This is from Gaughan Ch.2, problem 10. The function $f(x)$ is defined from $(0, 2)$ into $R$. Limit existence is assumed. The hint is to choose a subsequence $x_n$ convergent to $0$ for which $f(x_n)$ is 'convenient'.
So far I have tried $x_n=1/n$ and $x_n=(1/2)^n$, with no luck in either case. Since the latter just ends up looping around to the former in the algebra, I'll explain here what I attempted to do with $x_n=1/n$.
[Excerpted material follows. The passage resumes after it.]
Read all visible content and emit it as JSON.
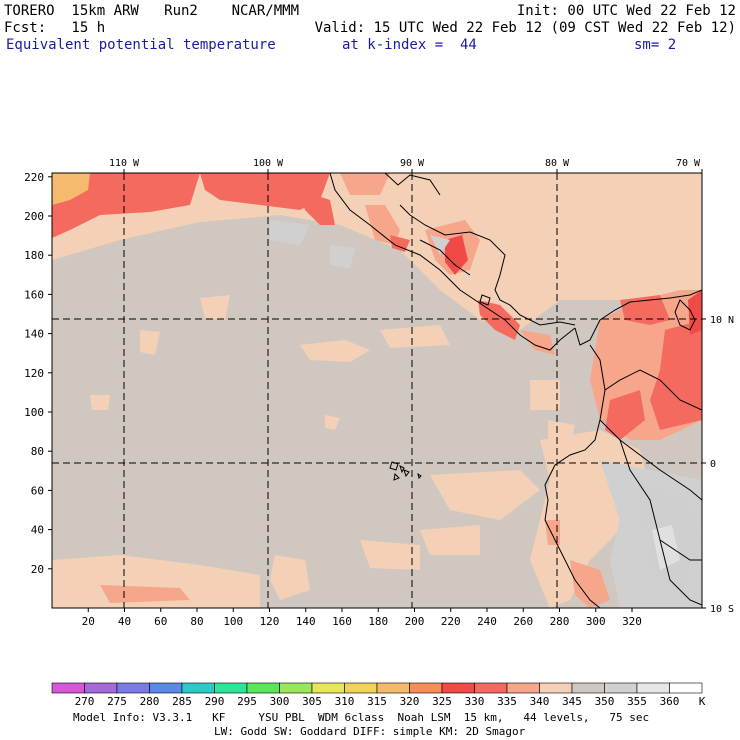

$$f(x_n)=(1/n)^{1/n}=n^{-1/n}$$
We always have $0<1/n<1$, so any power or root of $1/n$ is necessarily likewise bounded. Therefore $f$ is bounded above by $1$ and below by $0$. Possible avenues of approach:
- Is there some $n$ beyond which $f$ is monotonically increasing?
- Can the subsequence be shown to be Cauchy? (algebraically tedious at best)
- Back to basics proof by definition of limit.
By graphical inspection, 1. does hold for $n\ge3$, although I have failed in all attempts to prove it. In fact, I get algebraically bogged down in about the same place trying either 1. or 2.
Take $n,m\in Z$ with $0<n<m$. Then $1/m<1/n$, so
$$1/n<(1/n)^{1/n}<(1/n)^{1/m}<(1/m)^{1/m}$$
At least half of which is useless; $1/n$ is going the wrong direction. The middle part isn't much use either, because it's in the middle.
$$|n^{-1/n}-m^{-1/m}|\le\ldots$$
All I can think is to go back to 1. and try induction. But I can't seem to factor the thing at all, so that's unclear. The only convergence herein demonstrated is between my head and the desk. Any suggestions would be appreciated.